I wrote a very simple program to act as an thermostat. I used this command: digitalWrite(3, HIGH); Duemilanove is the board I am using.

I hooked up some wires from digital pin 3 to a reed relay. Also a ground to complete the circuit. Problem is when I run the program nothing happen, no relay click and no test across, doesn't seem to have anything going out of the pin when that is turned high, not sure where to go now, please help.

What is the relay? Most likely the arduino cannot source enough current to drive the relay coil.

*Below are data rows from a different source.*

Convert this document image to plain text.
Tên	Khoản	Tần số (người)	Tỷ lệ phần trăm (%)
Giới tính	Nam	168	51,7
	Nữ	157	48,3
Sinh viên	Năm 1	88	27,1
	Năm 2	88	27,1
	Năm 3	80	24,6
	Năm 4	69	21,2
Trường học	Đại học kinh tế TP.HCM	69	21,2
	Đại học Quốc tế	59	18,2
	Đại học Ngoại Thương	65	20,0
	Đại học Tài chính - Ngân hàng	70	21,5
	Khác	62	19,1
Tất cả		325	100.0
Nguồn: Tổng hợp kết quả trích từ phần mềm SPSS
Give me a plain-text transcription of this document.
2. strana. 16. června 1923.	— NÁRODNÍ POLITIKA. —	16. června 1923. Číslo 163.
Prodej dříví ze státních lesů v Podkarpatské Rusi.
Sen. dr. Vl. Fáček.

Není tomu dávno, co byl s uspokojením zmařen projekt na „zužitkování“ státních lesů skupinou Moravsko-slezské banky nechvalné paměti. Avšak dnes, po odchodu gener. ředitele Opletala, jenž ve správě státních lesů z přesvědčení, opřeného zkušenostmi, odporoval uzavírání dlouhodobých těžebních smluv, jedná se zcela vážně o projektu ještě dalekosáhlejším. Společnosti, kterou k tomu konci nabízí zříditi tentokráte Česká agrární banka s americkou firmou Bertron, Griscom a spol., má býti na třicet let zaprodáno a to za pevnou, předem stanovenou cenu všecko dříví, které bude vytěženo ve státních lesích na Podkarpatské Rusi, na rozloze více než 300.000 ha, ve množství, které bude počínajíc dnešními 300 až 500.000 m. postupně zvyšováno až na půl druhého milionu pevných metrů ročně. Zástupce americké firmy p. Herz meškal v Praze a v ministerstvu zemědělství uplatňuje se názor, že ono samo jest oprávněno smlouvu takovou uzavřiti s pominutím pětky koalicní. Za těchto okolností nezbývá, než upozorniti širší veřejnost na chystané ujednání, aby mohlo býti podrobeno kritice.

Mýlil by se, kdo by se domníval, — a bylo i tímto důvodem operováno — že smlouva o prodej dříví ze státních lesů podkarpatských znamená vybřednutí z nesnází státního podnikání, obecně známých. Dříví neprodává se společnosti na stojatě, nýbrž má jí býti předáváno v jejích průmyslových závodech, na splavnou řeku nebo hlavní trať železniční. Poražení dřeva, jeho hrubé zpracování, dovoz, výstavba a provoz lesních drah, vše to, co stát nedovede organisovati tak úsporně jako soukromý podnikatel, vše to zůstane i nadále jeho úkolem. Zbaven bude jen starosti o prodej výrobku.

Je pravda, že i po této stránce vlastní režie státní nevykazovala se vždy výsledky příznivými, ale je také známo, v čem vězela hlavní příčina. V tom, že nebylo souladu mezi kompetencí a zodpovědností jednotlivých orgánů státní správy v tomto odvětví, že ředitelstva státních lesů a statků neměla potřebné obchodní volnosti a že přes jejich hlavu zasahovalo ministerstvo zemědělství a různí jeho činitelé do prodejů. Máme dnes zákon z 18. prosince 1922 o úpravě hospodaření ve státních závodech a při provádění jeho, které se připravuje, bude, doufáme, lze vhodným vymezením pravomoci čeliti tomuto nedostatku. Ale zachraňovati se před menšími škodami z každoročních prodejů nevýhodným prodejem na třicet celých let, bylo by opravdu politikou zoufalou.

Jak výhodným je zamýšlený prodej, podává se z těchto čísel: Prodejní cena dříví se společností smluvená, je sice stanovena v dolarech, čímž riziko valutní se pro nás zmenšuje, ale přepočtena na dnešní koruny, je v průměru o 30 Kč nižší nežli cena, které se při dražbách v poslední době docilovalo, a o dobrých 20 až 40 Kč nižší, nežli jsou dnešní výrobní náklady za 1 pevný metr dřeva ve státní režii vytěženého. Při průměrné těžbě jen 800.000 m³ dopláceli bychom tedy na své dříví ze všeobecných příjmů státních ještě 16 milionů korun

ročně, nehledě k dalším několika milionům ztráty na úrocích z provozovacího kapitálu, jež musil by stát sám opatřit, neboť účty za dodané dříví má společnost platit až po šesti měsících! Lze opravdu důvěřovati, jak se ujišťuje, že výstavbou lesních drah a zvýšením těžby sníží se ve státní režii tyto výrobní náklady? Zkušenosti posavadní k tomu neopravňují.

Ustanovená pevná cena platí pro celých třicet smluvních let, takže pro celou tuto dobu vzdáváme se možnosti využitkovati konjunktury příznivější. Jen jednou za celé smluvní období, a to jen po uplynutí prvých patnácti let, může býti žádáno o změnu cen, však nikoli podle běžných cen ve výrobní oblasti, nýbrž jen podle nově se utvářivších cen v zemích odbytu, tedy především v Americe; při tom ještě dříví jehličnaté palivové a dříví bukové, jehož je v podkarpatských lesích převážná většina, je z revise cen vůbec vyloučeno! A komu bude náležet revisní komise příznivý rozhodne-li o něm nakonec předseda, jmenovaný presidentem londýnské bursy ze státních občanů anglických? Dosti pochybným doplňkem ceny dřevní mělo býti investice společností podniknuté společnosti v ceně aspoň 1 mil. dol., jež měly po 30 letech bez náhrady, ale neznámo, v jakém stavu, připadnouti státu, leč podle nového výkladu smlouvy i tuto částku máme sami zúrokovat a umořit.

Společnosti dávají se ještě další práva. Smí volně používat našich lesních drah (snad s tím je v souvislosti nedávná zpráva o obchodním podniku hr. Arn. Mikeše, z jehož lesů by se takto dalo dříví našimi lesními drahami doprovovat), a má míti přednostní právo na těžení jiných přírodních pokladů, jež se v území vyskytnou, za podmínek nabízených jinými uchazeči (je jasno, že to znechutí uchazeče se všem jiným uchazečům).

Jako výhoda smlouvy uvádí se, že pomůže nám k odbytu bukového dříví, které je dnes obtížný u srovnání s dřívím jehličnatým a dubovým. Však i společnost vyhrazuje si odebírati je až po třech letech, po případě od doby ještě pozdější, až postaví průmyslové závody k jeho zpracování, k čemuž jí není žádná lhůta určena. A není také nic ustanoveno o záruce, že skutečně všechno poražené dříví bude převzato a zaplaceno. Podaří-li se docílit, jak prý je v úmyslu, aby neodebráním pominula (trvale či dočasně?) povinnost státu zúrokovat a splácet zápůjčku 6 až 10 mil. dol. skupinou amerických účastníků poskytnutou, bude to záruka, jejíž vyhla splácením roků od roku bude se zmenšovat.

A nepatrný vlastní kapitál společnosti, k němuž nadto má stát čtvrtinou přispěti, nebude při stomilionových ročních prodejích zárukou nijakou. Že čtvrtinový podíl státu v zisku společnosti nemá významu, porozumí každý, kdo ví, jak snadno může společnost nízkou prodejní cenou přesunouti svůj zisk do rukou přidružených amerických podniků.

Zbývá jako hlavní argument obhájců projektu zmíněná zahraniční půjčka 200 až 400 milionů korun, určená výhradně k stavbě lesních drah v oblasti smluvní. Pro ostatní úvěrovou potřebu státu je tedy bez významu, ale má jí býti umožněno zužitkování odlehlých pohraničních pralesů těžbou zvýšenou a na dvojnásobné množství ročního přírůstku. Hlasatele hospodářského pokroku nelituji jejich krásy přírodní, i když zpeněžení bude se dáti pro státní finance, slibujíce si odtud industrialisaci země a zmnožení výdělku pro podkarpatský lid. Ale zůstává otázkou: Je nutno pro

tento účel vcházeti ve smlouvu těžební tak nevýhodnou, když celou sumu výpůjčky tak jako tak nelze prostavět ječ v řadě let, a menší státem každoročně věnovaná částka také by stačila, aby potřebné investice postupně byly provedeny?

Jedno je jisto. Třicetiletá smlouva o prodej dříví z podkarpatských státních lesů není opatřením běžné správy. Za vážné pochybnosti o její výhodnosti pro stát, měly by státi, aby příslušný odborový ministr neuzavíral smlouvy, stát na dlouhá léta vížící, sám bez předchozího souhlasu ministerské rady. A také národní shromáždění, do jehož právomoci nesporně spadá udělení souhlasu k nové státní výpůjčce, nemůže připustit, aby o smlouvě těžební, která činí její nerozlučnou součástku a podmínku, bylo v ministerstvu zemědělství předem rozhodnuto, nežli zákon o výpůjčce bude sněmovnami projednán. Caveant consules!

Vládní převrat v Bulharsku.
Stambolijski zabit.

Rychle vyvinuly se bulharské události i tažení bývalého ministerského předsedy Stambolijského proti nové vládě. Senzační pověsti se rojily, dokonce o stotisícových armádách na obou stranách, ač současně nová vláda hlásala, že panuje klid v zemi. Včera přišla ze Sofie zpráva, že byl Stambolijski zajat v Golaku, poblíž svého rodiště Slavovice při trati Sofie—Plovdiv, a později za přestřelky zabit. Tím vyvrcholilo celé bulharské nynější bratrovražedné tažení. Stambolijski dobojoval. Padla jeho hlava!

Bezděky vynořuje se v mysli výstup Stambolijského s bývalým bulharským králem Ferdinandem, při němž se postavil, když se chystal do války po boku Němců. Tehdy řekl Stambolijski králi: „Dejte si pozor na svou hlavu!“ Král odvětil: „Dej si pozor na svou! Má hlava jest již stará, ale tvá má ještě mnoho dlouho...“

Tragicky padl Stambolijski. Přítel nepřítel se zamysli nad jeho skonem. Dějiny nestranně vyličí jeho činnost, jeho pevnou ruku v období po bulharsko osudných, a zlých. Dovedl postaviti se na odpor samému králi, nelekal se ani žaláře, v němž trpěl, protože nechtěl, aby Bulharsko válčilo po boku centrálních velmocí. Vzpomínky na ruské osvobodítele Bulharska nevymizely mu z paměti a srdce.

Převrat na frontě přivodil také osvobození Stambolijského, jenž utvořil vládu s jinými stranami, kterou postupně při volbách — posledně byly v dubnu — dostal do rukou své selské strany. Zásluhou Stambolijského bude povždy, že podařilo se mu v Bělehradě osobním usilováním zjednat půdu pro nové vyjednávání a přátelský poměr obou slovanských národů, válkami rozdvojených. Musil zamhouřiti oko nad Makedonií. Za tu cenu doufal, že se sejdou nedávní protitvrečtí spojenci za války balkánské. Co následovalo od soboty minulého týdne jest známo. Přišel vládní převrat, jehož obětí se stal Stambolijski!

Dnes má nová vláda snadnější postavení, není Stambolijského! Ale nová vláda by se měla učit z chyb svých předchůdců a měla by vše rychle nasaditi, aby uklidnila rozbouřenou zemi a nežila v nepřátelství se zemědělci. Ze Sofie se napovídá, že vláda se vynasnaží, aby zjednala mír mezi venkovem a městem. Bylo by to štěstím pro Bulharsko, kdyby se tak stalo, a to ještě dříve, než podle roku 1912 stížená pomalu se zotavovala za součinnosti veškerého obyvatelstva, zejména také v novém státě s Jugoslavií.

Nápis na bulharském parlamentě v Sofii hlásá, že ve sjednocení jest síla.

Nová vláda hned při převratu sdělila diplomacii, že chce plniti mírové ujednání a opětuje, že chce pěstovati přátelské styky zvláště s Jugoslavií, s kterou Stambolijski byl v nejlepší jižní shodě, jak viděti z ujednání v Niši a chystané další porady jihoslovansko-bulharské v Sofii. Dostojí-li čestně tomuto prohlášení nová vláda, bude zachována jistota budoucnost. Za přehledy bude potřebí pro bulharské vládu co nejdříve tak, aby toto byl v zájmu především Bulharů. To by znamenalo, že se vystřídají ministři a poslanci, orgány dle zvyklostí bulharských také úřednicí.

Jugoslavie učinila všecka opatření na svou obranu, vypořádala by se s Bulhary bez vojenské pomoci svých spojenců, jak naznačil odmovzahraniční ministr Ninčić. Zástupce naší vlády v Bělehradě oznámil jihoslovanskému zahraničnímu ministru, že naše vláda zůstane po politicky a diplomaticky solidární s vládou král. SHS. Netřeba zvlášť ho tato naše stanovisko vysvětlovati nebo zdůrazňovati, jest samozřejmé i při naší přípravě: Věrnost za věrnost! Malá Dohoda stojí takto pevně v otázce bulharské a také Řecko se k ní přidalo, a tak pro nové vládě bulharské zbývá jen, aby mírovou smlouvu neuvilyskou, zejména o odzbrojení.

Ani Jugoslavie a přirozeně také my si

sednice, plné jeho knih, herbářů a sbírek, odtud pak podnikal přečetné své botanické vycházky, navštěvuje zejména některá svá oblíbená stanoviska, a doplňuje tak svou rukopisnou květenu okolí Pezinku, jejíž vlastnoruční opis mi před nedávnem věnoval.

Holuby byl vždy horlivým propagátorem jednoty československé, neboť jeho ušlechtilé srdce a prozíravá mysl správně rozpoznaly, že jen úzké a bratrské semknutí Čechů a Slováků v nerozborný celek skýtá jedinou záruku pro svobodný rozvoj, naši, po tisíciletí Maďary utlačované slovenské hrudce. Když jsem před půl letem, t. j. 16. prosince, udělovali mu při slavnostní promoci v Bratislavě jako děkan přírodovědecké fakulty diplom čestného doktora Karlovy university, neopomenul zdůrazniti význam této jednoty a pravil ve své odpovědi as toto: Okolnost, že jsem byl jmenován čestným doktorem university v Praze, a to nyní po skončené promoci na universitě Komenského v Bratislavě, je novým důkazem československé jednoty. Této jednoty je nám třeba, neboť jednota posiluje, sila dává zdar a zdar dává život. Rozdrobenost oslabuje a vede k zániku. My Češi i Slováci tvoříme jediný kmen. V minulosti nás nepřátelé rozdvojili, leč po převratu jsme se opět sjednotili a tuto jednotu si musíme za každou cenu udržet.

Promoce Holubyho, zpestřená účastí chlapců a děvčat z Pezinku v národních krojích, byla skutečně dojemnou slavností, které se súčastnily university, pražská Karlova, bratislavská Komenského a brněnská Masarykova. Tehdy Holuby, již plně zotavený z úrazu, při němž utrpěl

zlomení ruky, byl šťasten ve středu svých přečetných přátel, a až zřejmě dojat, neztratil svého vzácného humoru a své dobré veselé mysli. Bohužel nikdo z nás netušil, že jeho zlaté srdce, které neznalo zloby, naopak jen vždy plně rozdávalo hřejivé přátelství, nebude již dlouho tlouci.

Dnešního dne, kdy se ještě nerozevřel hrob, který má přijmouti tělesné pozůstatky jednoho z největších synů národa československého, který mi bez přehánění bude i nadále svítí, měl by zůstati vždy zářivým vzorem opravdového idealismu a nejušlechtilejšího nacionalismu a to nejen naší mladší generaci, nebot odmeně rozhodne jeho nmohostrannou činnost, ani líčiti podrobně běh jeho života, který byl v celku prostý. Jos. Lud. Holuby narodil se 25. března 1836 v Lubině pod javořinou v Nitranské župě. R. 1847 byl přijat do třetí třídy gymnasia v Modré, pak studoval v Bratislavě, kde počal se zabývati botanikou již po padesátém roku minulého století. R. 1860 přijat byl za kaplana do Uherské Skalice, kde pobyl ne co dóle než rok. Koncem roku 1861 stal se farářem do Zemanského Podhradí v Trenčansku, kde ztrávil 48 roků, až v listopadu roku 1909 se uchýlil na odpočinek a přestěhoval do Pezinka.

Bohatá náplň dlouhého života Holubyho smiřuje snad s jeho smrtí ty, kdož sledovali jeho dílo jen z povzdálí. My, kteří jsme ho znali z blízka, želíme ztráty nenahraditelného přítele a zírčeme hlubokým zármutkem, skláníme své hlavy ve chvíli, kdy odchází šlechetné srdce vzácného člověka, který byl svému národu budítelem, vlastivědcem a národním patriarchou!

http://www.cotorelay.com/9000_Spartan.pdf Here is the link for the relay.

power453c: Hello all,

I wrote a very simple program to act as an thermostat. I used this command: digitalWrite(3, HIGH); Duemilanove is the board I am using.

I hooked up some wires from digital pin 3 to a reed relay. Also a ground to complete the circuit. Problem is when I run the program nothing happen, no relay click and no test across, doesn't seem to have anything going out of the pin when that is turned high, not sure where to go now, please help.

Could be several things. Do you have a pinMode(3, OUTPUT); command in your sketch to set the pin to output mode before you do the digitalWrite? Do you have a link to the specific relay you are using to see if a digital pin can drive it properly or not? Is it a 5vdc rated coil? some reed relays will work directly, some will not, depending on their coil current requirement. Also posting your sketch always helps when asking for help as otherwise we have to make assumptions on what you may or may not have done correctly or incorrectly. We are blind, help us help you. ;)

Lefty

power453c: http://www.cotorelay.com/9000_Spartan.pdf Here is the link for the relay.

That datasheet covers several models and several options. You need to exact part number including dash options to be 100% correct in any answer for you.

Lefty

9007-05-01 is the specific one i am using.

// Thermostat

int sensorPin = A0;
int sensorValue = 0;

void setup()
{
// pinMode(10, OUTPUT);
// pinMode(8, OUTPUT);
//pinMode(2, OUTPUT);
pinMode(A0, INPUT);
pinMode(3, OUTPUT);

}

void loop()
{
digitalWrite(8, LOW);
digitalWrite(3, HIGH);
sensorValue = analogRead(sensorPin);
if (sensorPin < 50) //500 is original
{
digitalWrite(3, HIGH);
}
else
{
digitalWrite(3, LOW);
}
}
//}

9007-05-01 is the specific one i am using.

Good, that means it has a 5vdc 500 ohm coil, so a arduino output pin can handle that just fine directly. More important the -01 option means that there is a protection diode built into the relay across the coil terminals, that means the note at the end of the datasheet applies: "note 2 Optional diode is connected to pin #2 (+) and pin #3(-). Correct coil polarity must be observed. "

Which means pin 2 must wire to the arduino output pin and pin 3 to arduino ground. If you wired it backwards there is the possiblity that you burned out the arduino output pin 3, and you may have to try a different output pin if you did have it wired backwards initially.

Lefty

Your code is testing whether the sensorPin number is < 50. I think you meant sensorValue?

Also your relay should work given the specs, but did you note the warning about coil polarity (there is a diode across the coil)? Get this wrong and you will be overloading pin3 and possibly blow it…

Did you try connecting the coil directly to 5V to test its switching before connecting it to pin3? It’s wise to test each part separately before connecting everything together.

Ok, looks like a good match for arduino to drive directly, with built in diode.
You have arduino D3 connected to relay pin 2, and relay pin 3 to ground?

Can you put a print statement in?
sensorValue = analogRead(sensorPin);
serial.Print (sensorValue); // maybe the action is working as intended?
if (sensorPin < 50) //500 is original // << change to sensorValue as MarkT said

Lefty, I didn't scroll back enough, missed yours when I posted mine ...

CrossRoads: Lefty, I didn't scroll back enough, missed yours when I posted mine ...

No problem, I'm just glad our answers agree. :D

Lefty

Thanks every one, i will try these things out and let you know.

Thank you, it now functions well.